Over fifty million dollars in debt was no laughing matter—when you were supposed to have a net worth of nearly a billion dollars.

 

But it seemed extremely unlikely that one would cut one’s own wedding finger off and bury it beneath one’s soon-to-be widow’s window. Especially if the husband in question had recently gotten someone else pregnant.

 

“Dear God,” he whispered.

 

At that very moment, the sound of someone pulling around the pea stone driveway broke the silence.

 

“May I join the party,” Samuel T. said as he got out of his vintage Jaguar. “Or is this little gathering by invitation only.”

 

As Lizzie’s hand went to Lane’s shoulder and squeezed, he looked up at her even though he addressed his lawyer. “Call the police, Sam.

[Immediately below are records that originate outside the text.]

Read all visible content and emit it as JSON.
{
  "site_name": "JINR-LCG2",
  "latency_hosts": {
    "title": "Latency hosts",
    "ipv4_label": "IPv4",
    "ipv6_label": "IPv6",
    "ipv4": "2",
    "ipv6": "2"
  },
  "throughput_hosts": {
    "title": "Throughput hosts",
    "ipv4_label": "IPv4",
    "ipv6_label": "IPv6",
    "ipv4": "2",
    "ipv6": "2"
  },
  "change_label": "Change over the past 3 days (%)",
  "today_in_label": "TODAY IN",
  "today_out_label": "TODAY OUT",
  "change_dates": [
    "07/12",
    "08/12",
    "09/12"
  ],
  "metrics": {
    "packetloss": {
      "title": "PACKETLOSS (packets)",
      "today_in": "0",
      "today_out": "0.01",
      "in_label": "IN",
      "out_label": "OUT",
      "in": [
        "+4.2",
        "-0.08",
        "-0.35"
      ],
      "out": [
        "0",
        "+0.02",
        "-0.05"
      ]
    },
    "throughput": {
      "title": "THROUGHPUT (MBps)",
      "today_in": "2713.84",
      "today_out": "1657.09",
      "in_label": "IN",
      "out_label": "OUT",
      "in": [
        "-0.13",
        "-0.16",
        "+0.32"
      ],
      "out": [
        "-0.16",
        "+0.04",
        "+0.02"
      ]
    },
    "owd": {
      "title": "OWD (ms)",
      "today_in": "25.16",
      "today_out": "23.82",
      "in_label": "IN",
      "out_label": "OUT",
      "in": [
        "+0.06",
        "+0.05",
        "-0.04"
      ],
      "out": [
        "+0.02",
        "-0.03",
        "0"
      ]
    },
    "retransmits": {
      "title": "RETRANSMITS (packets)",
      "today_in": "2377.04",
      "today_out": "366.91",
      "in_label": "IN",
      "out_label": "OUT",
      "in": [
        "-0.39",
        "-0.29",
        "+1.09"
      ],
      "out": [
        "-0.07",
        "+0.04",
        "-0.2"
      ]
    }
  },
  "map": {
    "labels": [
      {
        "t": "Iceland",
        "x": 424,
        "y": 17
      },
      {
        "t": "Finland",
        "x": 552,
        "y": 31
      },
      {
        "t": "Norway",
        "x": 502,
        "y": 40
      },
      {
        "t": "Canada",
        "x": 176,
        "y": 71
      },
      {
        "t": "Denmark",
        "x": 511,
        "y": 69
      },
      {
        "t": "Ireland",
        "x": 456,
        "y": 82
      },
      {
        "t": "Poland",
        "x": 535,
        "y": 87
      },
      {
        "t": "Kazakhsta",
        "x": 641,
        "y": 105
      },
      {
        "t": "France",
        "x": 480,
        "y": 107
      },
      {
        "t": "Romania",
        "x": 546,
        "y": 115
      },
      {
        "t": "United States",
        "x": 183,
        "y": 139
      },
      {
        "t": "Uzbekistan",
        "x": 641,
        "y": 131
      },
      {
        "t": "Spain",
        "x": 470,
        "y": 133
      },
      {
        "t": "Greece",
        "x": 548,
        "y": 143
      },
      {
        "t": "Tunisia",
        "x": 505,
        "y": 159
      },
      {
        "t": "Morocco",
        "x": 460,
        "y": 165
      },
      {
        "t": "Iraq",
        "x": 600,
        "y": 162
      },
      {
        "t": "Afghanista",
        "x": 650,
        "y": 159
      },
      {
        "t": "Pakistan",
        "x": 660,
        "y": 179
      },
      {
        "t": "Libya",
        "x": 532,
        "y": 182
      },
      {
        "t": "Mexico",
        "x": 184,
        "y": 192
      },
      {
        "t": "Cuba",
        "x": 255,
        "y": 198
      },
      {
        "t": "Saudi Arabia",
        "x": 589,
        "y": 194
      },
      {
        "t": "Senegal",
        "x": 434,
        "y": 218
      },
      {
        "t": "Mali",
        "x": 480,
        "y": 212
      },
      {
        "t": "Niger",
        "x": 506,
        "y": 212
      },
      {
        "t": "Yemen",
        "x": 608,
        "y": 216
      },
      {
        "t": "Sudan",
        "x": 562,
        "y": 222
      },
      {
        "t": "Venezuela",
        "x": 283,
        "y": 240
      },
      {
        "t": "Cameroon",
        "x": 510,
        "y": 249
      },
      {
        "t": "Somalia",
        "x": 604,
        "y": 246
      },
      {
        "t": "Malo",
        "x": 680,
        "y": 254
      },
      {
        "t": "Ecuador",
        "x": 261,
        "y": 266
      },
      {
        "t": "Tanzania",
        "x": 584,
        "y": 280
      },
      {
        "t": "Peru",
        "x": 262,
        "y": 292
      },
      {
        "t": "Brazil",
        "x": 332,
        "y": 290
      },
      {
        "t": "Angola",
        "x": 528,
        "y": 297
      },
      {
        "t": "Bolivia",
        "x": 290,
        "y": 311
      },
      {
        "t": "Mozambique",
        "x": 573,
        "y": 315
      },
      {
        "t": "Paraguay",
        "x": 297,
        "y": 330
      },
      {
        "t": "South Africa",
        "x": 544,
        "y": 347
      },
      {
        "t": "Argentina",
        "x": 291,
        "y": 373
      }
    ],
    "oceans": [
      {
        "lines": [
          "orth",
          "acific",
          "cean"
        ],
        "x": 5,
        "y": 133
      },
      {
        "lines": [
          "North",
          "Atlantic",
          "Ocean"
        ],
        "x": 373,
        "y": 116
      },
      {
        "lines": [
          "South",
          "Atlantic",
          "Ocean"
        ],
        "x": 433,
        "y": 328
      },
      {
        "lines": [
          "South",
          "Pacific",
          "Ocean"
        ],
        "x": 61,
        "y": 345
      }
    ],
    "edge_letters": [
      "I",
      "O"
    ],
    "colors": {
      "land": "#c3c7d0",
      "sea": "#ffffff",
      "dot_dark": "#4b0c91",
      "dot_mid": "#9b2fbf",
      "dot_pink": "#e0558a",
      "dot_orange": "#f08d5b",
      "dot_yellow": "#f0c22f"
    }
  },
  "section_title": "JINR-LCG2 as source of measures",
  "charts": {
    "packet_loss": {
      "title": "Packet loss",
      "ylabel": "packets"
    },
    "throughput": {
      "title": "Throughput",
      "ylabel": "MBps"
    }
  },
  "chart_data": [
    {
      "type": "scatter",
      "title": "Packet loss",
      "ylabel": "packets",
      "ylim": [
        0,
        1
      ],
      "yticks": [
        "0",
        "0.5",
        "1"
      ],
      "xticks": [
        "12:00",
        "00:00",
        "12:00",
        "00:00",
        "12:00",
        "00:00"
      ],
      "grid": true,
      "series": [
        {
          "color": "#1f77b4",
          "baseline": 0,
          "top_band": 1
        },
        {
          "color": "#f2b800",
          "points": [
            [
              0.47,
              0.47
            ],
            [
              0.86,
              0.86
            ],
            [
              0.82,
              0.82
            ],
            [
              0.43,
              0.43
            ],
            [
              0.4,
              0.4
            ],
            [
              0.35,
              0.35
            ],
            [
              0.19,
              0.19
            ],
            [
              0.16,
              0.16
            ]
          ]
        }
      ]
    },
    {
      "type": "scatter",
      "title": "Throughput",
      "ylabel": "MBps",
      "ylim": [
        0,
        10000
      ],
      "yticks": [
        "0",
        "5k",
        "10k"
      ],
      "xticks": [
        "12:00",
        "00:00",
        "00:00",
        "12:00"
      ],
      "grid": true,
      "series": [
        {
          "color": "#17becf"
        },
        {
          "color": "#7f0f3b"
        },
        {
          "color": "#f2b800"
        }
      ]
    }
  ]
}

Right now.”

 

“Why? If you’ve found hidden treasure, we should keep it to ourselves—”

 

“I don’t think my father committed suicide.”

 

Samuel T. stopped short. “I beg your pardon?”

 

“I think …” Lane glanced at his lawyer and then went back to looking at Lizzie—because, once again, he needed her strength. “I think someone might just have murdered my father….”

 

And what worse? He was going to be a prime suspect.

 

After all, the wife he was divorcing … was the one his father had gotten pregnant.